有楽町と東京駅の真ん中くらい、ガード下にこの昭和テイストな店がある。うまいサンドウィッチを出す店で、テイクアウトとイートインでいつもワサワサしている。いかにも昭和な店を切り盛りするのはタメ年男で、僕の高校時代のダチ公だ。おっ、書きつつ思った。ダチ公って死語だな。高校時代のことだからふとこの言葉が出たが、僕自身もう何年も使っておらず思わず笑ってしまった。
さて、昭和の不親切グルメガイドとしては、冒頭の解説をたよりに出かけてみていただきたい。すっきりと素朴なサンドウィッチは、彼が始発で出勤して作ったものばかり。どこかのセンターから運ばれてきて並べるのとはまったく異なる。が、値段はそんなデリバリーものとほとんど変わらないのだから、その苦労は想像にたやすい。加えて完全なるワンオペで、もうおそらく20年以上続けている。いつ行ってもキビキビと動いてて頭が下がる。
この近くに取引先が入っているビルがあり、そこの帰りには寄ることにしている。外からのぞき忙しそうなときはそのまま帰る。先日寄ったときは珍しく店内に客がおらず、久しぶりに束の間の同窓会だ。たわいのない話ながら、互いの日々の苦労がにじみ出てしまうのはおっさんゆえか。10代だった俺たちは、やはり歳をとったようだ。歳相応の見た目になったことを口には出さない2人の間で、時間はドンドン昭和へと戻っていく。15歳当時のバカな会話をしばし楽しんでいると、カップルが入って来て僕は店を出た。滞在時間は5分少々だと思うが、巡った時間は30年以上だ。

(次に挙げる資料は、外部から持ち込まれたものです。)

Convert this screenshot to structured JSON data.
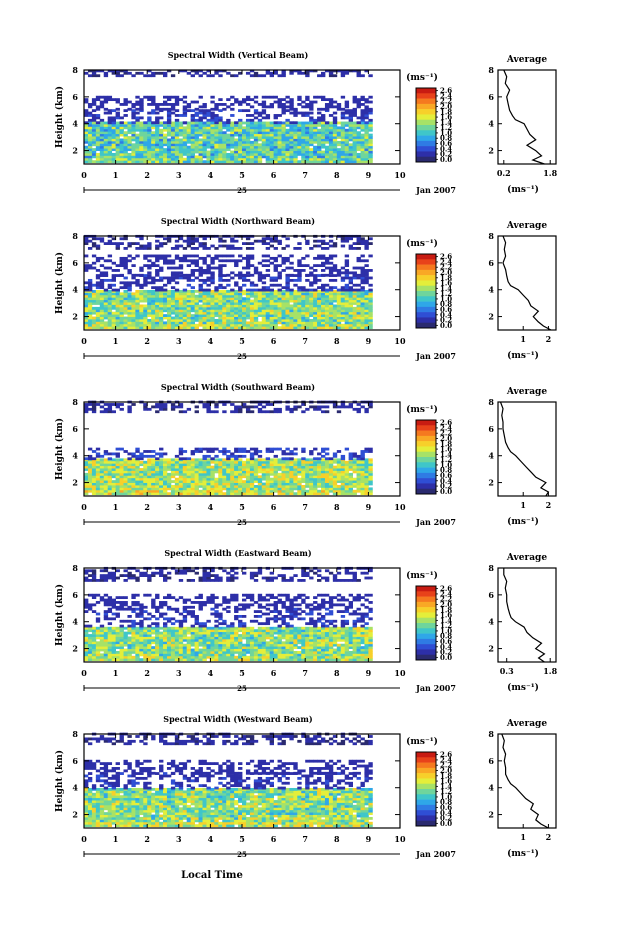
{
  "figure": {
    "xaxis_label": "Local Time",
    "date_day": "25",
    "date_month_year": "Jan 2007",
    "colorbar_unit": "(ms⁻¹)",
    "colorbar_ticks": [
      "2.6",
      "2.4",
      "2.2",
      "2.0",
      "1.8",
      "1.6",
      "1.4",
      "1.2",
      "1.0",
      "0.8",
      "0.6",
      "0.4",
      "0.2",
      "0.0"
    ],
    "colorbar_colors": [
      "#c81b12",
      "#e8421a",
      "#f5791f",
      "#f9a825",
      "#f7d02a",
      "#e4ee3a",
      "#a7e267",
      "#6fd59c",
      "#3fc6c9",
      "#2fa7e8",
      "#2f7be4",
      "#2f4ed4",
      "#2d2fa8",
      "#2a2a6f"
    ],
    "avg_title": "Average",
    "avg_xlabel": "(ms⁻¹)"
  },
  "chart_data": [
    {
      "type": "heatmap",
      "title": "Spectral Width (Vertical Beam)",
      "ylabel": "Height (km)",
      "xlabel": "Local Time",
      "xlim": [
        0,
        10
      ],
      "ylim": [
        1,
        8
      ],
      "x_ticks": [
        "0",
        "1",
        "2",
        "3",
        "4",
        "5",
        "6",
        "7",
        "8",
        "9",
        "10"
      ],
      "y_ticks": [
        "2",
        "4",
        "6",
        "8"
      ],
      "colorbar_ticks_shown": [
        "2.6",
        "2.4",
        "2.2",
        "2.0",
        "1.8",
        "1.6",
        "1.4",
        "1.2",
        "1.0",
        "0.8",
        "0.6",
        "0.4",
        "0.2",
        "0.0"
      ],
      "data_time_range": [
        0,
        9.1
      ],
      "layers": [
        {
          "h_from": 1.1,
          "h_to": 4.0,
          "level": 1.1
        },
        {
          "h_from": 4.0,
          "h_to": 5.0,
          "level": 0.25
        },
        {
          "h_from": 5.0,
          "h_to": 6.0,
          "level": 0.2
        },
        {
          "h_from": 7.5,
          "h_to": 8.0,
          "level": 0.15
        }
      ],
      "average_profile": {
        "title": "Average",
        "xlabel": "(ms⁻¹)",
        "x_ticks": [
          "0.2",
          "1.8"
        ],
        "xlim": [
          0,
          2.0
        ],
        "y_ticks": [
          "2",
          "4",
          "6",
          "8"
        ],
        "ylim": [
          1,
          8
        ],
        "height_km": [
          1.0,
          1.3,
          1.6,
          2.0,
          2.4,
          2.8,
          3.2,
          3.6,
          4.0,
          4.3,
          4.6,
          5.0,
          5.5,
          6.0,
          6.5,
          7.0,
          7.5,
          8.0
        ],
        "width": [
          1.6,
          1.2,
          1.5,
          1.3,
          1.0,
          1.3,
          1.1,
          1.0,
          0.9,
          0.6,
          0.5,
          0.4,
          0.35,
          0.3,
          0.4,
          0.25,
          0.3,
          0.2
        ]
      }
    },
    {
      "type": "heatmap",
      "title": "Spectral Width (Northward Beam)",
      "ylabel": "Height (km)",
      "xlabel": "Local Time",
      "xlim": [
        0,
        10
      ],
      "ylim": [
        1,
        8
      ],
      "x_ticks": [
        "0",
        "1",
        "2",
        "3",
        "4",
        "5",
        "6",
        "7",
        "8",
        "9",
        "10"
      ],
      "y_ticks": [
        "2",
        "4",
        "6",
        "8"
      ],
      "colorbar_ticks_shown": [
        "2.6",
        "2.4",
        "2.2",
        "2.0",
        "1.8",
        "1.6",
        "1.4",
        "1.2",
        "1.0",
        "0.8",
        "0.6",
        "0.4",
        "0.2",
        "0.0"
      ],
      "data_time_range": [
        0,
        9.1
      ],
      "layers": [
        {
          "h_from": 1.1,
          "h_to": 3.9,
          "level": 1.3
        },
        {
          "h_from": 3.9,
          "h_to": 5.0,
          "level": 0.25
        },
        {
          "h_from": 5.0,
          "h_to": 6.5,
          "level": 0.2
        },
        {
          "h_from": 7.0,
          "h_to": 8.0,
          "level": 0.15
        }
      ],
      "average_profile": {
        "title": "Average",
        "xlabel": "(ms⁻¹)",
        "x_ticks": [
          "1",
          "2"
        ],
        "xlim": [
          0,
          2.3
        ],
        "y_ticks": [
          "2",
          "4",
          "6",
          "8"
        ],
        "ylim": [
          1,
          8
        ],
        "height_km": [
          1.0,
          1.3,
          1.6,
          2.0,
          2.4,
          2.8,
          3.2,
          3.6,
          4.0,
          4.3,
          4.6,
          5.0,
          5.5,
          6.0,
          6.5,
          7.0,
          7.5,
          8.0
        ],
        "width": [
          2.1,
          1.8,
          1.6,
          1.4,
          1.6,
          1.3,
          1.2,
          1.0,
          0.8,
          0.5,
          0.4,
          0.35,
          0.3,
          0.2,
          0.3,
          0.25,
          0.3,
          0.2
        ]
      }
    },
    {
      "type": "heatmap",
      "title": "Spectral Width (Southward Beam)",
      "ylabel": "Height (km)",
      "xlabel": "Local Time",
      "xlim": [
        0,
        10
      ],
      "ylim": [
        1,
        8
      ],
      "x_ticks": [
        "0",
        "1",
        "2",
        "3",
        "4",
        "5",
        "6",
        "7",
        "8",
        "9",
        "10"
      ],
      "y_ticks": [
        "2",
        "4",
        "6",
        "8"
      ],
      "colorbar_ticks_shown": [
        "2.6",
        "2.4",
        "2.2",
        "2.0",
        "1.8",
        "1.6",
        "1.4",
        "1.2",
        "1.0",
        "0.8",
        "0.6",
        "0.4",
        "0.2",
        "0.0"
      ],
      "data_time_range": [
        0,
        9.1
      ],
      "layers": [
        {
          "h_from": 1.1,
          "h_to": 3.7,
          "level": 1.4
        },
        {
          "h_from": 3.7,
          "h_to": 4.5,
          "level": 0.3
        },
        {
          "h_from": 7.2,
          "h_to": 8.0,
          "level": 0.15
        }
      ],
      "average_profile": {
        "title": "Average",
        "xlabel": "(ms⁻¹)",
        "x_ticks": [
          "1",
          "2"
        ],
        "xlim": [
          0,
          2.3
        ],
        "y_ticks": [
          "2",
          "4",
          "6",
          "8"
        ],
        "ylim": [
          1,
          8
        ],
        "height_km": [
          1.0,
          1.3,
          1.6,
          2.0,
          2.4,
          2.8,
          3.2,
          3.6,
          4.0,
          4.3,
          4.6,
          5.0,
          5.5,
          6.0,
          6.5,
          7.0,
          7.5,
          8.0
        ],
        "width": [
          1.9,
          2.0,
          1.7,
          1.9,
          1.5,
          1.3,
          1.1,
          0.9,
          0.7,
          0.5,
          0.4,
          0.3,
          0.25,
          0.2,
          0.2,
          0.15,
          0.2,
          0.1
        ]
      }
    },
    {
      "type": "heatmap",
      "title": "Spectral Width (Eastward Beam)",
      "ylabel": "Height (km)",
      "xlabel": "Local Time",
      "xlim": [
        0,
        10
      ],
      "ylim": [
        1,
        8
      ],
      "x_ticks": [
        "0",
        "1",
        "2",
        "3",
        "4",
        "5",
        "6",
        "7",
        "8",
        "9",
        "10"
      ],
      "y_ticks": [
        "2",
        "4",
        "6",
        "8"
      ],
      "colorbar_ticks_shown": [
        "2.6",
        "2.4",
        "2.2",
        "2.0",
        "1.8",
        "1.6",
        "1.4",
        "1.2",
        "1.0",
        "0.8",
        "0.6",
        "0.4",
        "0.2",
        "0.0"
      ],
      "data_time_range": [
        0,
        9.1
      ],
      "layers": [
        {
          "h_from": 1.1,
          "h_to": 3.6,
          "level": 1.3
        },
        {
          "h_from": 3.6,
          "h_to": 5.0,
          "level": 0.25
        },
        {
          "h_from": 5.0,
          "h_to": 6.0,
          "level": 0.2
        },
        {
          "h_from": 7.0,
          "h_to": 8.0,
          "level": 0.15
        }
      ],
      "average_profile": {
        "title": "Average",
        "xlabel": "(ms⁻¹)",
        "x_ticks": [
          "0.3",
          "1.8"
        ],
        "xlim": [
          0,
          2.0
        ],
        "y_ticks": [
          "2",
          "4",
          "6",
          "8"
        ],
        "ylim": [
          1,
          8
        ],
        "height_km": [
          1.0,
          1.3,
          1.6,
          2.0,
          2.4,
          2.8,
          3.2,
          3.6,
          4.0,
          4.3,
          4.6,
          5.0,
          5.5,
          6.0,
          6.5,
          7.0,
          7.5,
          8.0
        ],
        "width": [
          1.6,
          1.4,
          1.6,
          1.3,
          1.5,
          1.2,
          1.0,
          0.9,
          0.6,
          0.45,
          0.4,
          0.35,
          0.3,
          0.3,
          0.25,
          0.3,
          0.2,
          0.2
        ]
      }
    },
    {
      "type": "heatmap",
      "title": "Spectral Width (Westward Beam)",
      "ylabel": "Height (km)",
      "xlabel": "Local Time",
      "xlim": [
        0,
        10
      ],
      "ylim": [
        1,
        8
      ],
      "x_ticks": [
        "0",
        "1",
        "2",
        "3",
        "4",
        "5",
        "6",
        "7",
        "8",
        "9",
        "10"
      ],
      "y_ticks": [
        "2",
        "4",
        "6",
        "8"
      ],
      "colorbar_ticks_shown": [
        "2.6",
        "2.4",
        "2.2",
        "2.0",
        "1.8",
        "1.6",
        "1.4",
        "1.2",
        "1.0",
        "0.8",
        "0.6",
        "0.4",
        "0.2",
        "0.0"
      ],
      "data_time_range": [
        0,
        9.1
      ],
      "layers": [
        {
          "h_from": 1.1,
          "h_to": 3.9,
          "level": 1.3
        },
        {
          "h_from": 3.9,
          "h_to": 5.0,
          "level": 0.25
        },
        {
          "h_from": 5.0,
          "h_to": 6.0,
          "level": 0.2
        },
        {
          "h_from": 7.2,
          "h_to": 8.0,
          "level": 0.15
        }
      ],
      "average_profile": {
        "title": "Average",
        "xlabel": "(ms⁻¹)",
        "x_ticks": [
          "1",
          "2"
        ],
        "xlim": [
          0,
          2.3
        ],
        "y_ticks": [
          "2",
          "4",
          "6",
          "8"
        ],
        "ylim": [
          1,
          8
        ],
        "height_km": [
          1.0,
          1.3,
          1.6,
          2.0,
          2.4,
          2.8,
          3.2,
          3.6,
          4.0,
          4.3,
          4.6,
          5.0,
          5.5,
          6.0,
          6.5,
          7.0,
          7.5,
          8.0
        ],
        "width": [
          2.0,
          1.7,
          1.5,
          1.6,
          1.3,
          1.4,
          1.1,
          0.9,
          0.7,
          0.5,
          0.4,
          0.3,
          0.3,
          0.25,
          0.3,
          0.2,
          0.25,
          0.15
        ]
      }
    }
  ]
}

10代の頃にはその時代にしかないつらさや苦しさがあった。それ分かち合った俺たちだから、わずか5分の中にさまざまなシンパシーがあり思いがけず楽しい時間になった。「近いうち呑もう」と言葉にしかけたが、おそらく無理だろうと引っ込めたのは50歳を過ぎた男から感じた疲れからだろうか。ダチ公の前では僕もすっかり自然体で、同じように疲れを見せていたのかもしれない。彼からも呑むという言葉は出なかったのは少々寂しいものだ。じゃまたな、ダチ公。